Doya - Nigeria’s economy expanded in the second quarter, ending its worst slump in 25 years as agricultural and oil output increased.

Gross domestic product of Africa’s largest crude producer grew 0.55% in the three months through June from a year earlier compared with a revised 0.9% contraction in the first quarter, the Abuja-based National Bureau of Statistics said in an emailed report on Tuesday. The median of 10 economists’ estimates in a Bloomberg survey was for growth of 1.3%.

This ends five straight quarters of contractions that also saw the economy decline 1.6% last year, the first such drop since 1991. The International Monetary Fund forecasts growth of 0.8% this year as output of oil climbs, and supply of foreign currency, needed by manufacturers to import inputs, continues to improve.

“While many will focus on the headline move back into positive territory, some of that optimism must necessarily be tempered,” Razia Khan, the head of macroeconomic research at Standard Chartered Bank in London, said by email. “This is not at all a robust GDP print. It still falls far short of the growth rates the Nigerian economy should be achieving.”

Agriculture expands

Agriculture, which vies with industries as the second-biggest contributor to GDP, expanded 3% in the quarter from a year earlier, the statistics agency said. Services, the largest sector at 54%, rose 0.9%. The oil industry climbed 1.6%.

Nigerian authorities improved foreign-currency liquidity by introducing a trading window for portfolio investors at market-determined rates, and later by allowing commercial banks to quote the so-called Nafex rate that’s now close to pricing on the black market.

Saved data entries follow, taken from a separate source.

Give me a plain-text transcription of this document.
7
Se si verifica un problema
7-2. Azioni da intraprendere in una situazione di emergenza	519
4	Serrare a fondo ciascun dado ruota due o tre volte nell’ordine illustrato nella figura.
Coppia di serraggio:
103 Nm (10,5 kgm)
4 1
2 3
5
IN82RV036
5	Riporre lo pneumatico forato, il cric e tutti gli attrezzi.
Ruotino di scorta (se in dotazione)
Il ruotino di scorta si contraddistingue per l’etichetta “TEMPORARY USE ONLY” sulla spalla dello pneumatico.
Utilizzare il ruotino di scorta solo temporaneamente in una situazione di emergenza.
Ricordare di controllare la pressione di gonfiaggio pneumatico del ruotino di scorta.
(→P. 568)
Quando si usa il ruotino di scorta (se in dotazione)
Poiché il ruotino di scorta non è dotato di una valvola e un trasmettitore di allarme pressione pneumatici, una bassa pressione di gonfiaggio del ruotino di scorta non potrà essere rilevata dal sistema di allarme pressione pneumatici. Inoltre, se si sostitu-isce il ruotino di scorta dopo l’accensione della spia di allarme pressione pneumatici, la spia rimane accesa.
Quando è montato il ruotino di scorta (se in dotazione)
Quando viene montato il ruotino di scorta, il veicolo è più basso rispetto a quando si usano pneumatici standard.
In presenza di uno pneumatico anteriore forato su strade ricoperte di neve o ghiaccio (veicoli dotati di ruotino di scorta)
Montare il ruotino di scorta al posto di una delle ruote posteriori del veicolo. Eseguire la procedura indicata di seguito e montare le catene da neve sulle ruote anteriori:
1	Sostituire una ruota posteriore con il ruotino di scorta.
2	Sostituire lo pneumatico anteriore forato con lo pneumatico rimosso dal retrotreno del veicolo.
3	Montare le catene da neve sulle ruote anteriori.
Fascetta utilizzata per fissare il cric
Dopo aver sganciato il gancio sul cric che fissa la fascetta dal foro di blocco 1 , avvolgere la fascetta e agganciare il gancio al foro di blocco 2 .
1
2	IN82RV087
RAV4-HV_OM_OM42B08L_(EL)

Before this, the central bank regularly intervened to keep the naira at about 315 per dollar, even after months of abandoning a 197-199 peg.

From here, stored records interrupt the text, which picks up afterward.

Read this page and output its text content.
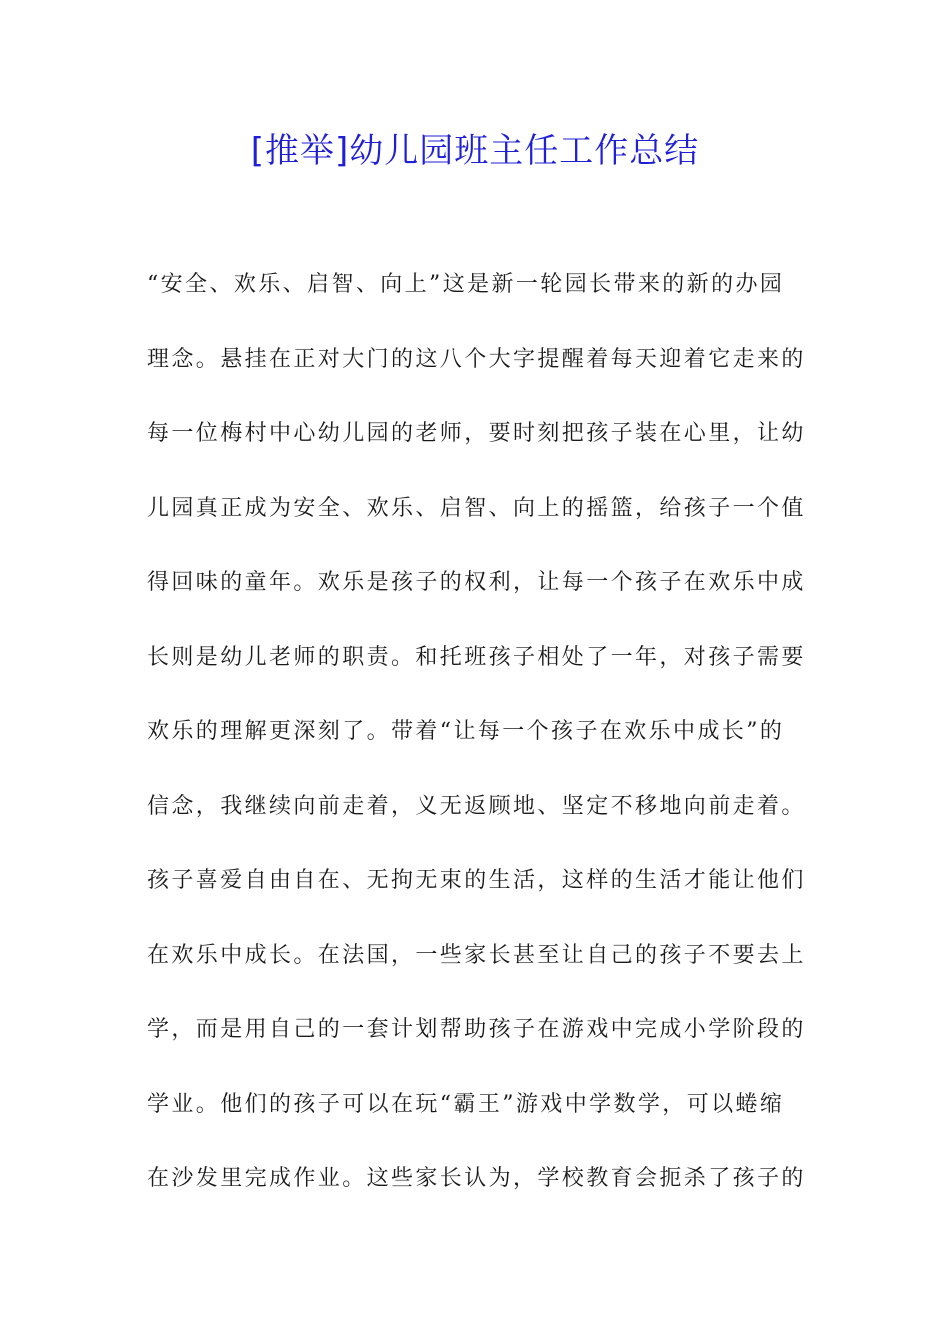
[推举]幼儿园班主任工作总结
“安全、欢乐、启智、向上”这是新一轮园长带来的新的办园
理念。悬挂在正对大门的这八个大字提醒着每天迎着它走来的
每一位梅村中心幼儿园的老师，要时刻把孩子装在心里，让幼
儿园真正成为安全、欢乐、启智、向上的摇篮，给孩子一个值
得回味的童年。欢乐是孩子的权利，让每一个孩子在欢乐中成
长则是幼儿老师的职责。和托班孩子相处了一年，对孩子需要
欢乐的理解更深刻了。带着“让每一个孩子在欢乐中成长”的
信念，我继续向前走着，义无返顾地、坚定不移地向前走着。
孩子喜爱自由自在、无拘无束的生活，这样的生活才能让他们
在欢乐中成长。在法国，一些家长甚至让自己的孩子不要去上
学，而是用自己的一套计划帮助孩子在游戏中完成小学阶段的
学业。他们的孩子可以在玩“霸王”游戏中学数学，可以蜷缩
在沙发里完成作业。这些家长认为，学校教育会扼杀了孩子的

The central bank has kept its main lending rate at a record high of 14% since July 2016 to support the naira and to fight inflation that was at 16.1% last month, still almost double the target.

Economists including Yvonne Mhango at Renaissance Capital see the central bank continuing a tight monetary-policy stance.

“While rate cuts may be positive for private credit extension, we think the subsequent loss of foreign-currency liquidity from lower rates may hurt the economic recovery,” Mhango said by email.

President Muhammadu Buhari, who returned to Nigeria August 20 after more than three months of sick leave in London, increased spending to a record 7.4 trillion naira this year. The budget is part of a wider plan to increase the economic growth rate to 7% and create 15 million jobs by 2020 by pumping more crude, opening farmlands and increasing infrastructure spending.